Common The Ridges Securities Law Pitfalls

These are the items we see derail securities law transactions in the The Ridges market. Each one is rooted in current statutory law, recent legislative changes, or recurring patterns from the deals Alex has handled.

1

Nevada non-compete enforcement and earn-out exposure

State legal framework

Enforceable with restrictions for low-wage workers. Blue-pencil available.

"Founders get excited about the check amount and focus on valuation headlines while the fine print gets glossed over."
Alex Lubyansky · Alex LinkedIn Published (Notion library)
2

Nevada regulatory framework attorneys flag at LOI

State statute

Securities regulated by Nevada Secretary of State Securities Division (nvsos.gov/securities). Nevada follows the Uniform Securities Act; Blue Sky notice filings required for Reg D. Nevada limits non-competes for lower-wage workers.

3

Common securities law mistake from the field

From Alex Lubyansky

Sign a weak LOI, and you'll spend months watching your deal terms erode.

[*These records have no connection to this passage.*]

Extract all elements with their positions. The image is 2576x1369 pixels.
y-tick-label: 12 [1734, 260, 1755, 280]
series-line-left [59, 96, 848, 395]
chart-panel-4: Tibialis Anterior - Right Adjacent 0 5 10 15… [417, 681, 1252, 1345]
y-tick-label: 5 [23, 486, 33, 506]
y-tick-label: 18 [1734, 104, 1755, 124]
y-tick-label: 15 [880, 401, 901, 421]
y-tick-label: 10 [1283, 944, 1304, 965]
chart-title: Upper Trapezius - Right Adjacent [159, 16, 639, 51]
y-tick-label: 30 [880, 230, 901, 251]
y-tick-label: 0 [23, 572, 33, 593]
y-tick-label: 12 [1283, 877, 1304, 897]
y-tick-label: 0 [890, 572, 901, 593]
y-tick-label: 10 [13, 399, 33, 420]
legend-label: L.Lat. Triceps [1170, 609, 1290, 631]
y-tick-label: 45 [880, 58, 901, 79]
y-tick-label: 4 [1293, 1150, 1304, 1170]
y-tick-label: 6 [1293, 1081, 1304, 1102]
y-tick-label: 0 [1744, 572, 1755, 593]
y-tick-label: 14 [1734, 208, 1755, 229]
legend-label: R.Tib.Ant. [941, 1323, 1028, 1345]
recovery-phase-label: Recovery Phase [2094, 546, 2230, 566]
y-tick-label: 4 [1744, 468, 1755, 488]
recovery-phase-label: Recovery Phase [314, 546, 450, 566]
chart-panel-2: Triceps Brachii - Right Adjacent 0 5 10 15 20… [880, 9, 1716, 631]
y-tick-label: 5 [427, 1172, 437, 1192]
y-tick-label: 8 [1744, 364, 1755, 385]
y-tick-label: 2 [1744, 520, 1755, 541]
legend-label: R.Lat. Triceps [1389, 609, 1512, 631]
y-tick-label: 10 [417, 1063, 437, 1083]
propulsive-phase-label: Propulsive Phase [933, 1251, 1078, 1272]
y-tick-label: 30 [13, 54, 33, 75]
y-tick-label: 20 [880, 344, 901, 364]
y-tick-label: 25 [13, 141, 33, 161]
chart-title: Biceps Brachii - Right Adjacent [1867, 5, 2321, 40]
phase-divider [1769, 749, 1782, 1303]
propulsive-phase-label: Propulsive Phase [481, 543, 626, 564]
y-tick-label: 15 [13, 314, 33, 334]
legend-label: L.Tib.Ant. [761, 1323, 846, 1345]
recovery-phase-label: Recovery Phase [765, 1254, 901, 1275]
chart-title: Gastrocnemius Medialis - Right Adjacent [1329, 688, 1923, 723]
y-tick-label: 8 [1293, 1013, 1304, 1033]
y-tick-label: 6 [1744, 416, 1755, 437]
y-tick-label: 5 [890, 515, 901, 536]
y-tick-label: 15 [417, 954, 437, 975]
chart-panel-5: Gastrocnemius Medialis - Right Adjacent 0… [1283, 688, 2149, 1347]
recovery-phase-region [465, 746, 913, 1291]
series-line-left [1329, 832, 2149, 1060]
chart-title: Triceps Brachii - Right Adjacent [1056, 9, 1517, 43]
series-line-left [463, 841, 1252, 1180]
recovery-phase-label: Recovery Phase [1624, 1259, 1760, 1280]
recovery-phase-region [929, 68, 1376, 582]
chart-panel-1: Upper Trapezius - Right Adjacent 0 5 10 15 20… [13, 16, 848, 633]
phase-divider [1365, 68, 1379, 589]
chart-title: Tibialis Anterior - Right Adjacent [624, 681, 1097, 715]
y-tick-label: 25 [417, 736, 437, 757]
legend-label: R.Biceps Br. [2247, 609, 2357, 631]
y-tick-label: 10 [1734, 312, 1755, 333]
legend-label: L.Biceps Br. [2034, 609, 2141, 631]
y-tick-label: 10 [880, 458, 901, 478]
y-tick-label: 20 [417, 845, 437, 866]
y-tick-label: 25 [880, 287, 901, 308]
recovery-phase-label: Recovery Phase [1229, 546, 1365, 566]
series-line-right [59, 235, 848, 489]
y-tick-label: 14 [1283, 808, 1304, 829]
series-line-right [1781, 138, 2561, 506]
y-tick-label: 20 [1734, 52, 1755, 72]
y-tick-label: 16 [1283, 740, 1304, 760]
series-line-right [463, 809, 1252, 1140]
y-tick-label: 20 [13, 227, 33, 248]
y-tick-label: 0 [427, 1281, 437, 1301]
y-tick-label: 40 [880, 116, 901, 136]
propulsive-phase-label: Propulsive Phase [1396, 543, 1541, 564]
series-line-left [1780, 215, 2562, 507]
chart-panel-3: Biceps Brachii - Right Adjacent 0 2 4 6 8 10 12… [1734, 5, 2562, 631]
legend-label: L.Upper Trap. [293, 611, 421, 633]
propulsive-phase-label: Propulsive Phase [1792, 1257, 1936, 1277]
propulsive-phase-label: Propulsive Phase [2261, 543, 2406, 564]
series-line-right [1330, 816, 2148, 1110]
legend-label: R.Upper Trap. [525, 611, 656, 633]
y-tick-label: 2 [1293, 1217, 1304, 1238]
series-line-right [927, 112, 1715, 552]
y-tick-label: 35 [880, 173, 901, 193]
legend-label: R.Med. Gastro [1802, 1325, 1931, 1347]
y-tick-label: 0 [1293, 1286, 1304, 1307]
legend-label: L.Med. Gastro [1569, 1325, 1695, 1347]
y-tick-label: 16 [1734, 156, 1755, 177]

Other Securities Lawyer Service Areas Near The Ridges

Acquisition Stars represents clients across Nevada and nationwide. Alex Lubyansky handles every engagement personally.

Don't see your city? View all Securities Lawyer service areas or contact us directly.

Attorney perspective on securities lawyer matters in The Ridges

Alex Lubyansky, Managing Partner at Acquisition Stars
"The longer a deal drags, the worse it gets. Deal fatigue is real. Even when both parties agreed to something early on, if dates slip and deadlines slip, human nature takes over. At some point one side goes back to the internal drawing board and decides they don't want to be part of it anymore. I usually find this to be symptomatic of a poor process on the front end. Not malice. Not negative intent. Not someone running up fees. Just poor alignment, poor qualification, poor structuring at the start of the engagement. Once that's the foundation, every missed date compounds. The fix isn't more negotiation in the middle. The fix is doing better qualification before the deal team is even hired."
Alex Lubyansky, Senior Counsel On deal fatigue (warning) (Leo Landaverde M&A Podcast)

15+ years of M&A and securities transaction experience Senior counsel on every engagement Admitted in Michigan, practicing nationwide

Reviewed by Alex Lubyansky on . Read full bio

Ready to Talk About Your The Ridges Deal?

Alex Lubyansky handles every engagement personally. Tell us about your transaction and we will let you know if there is a fit.

Request Engagement Assessment

Tell us about your deal. We review every submission and respond within one business day.

Your information is kept strictly confidential and will never be shared. Privacy Policy

One attorney on every deal. Nationwide. 15+ years of M&A experience.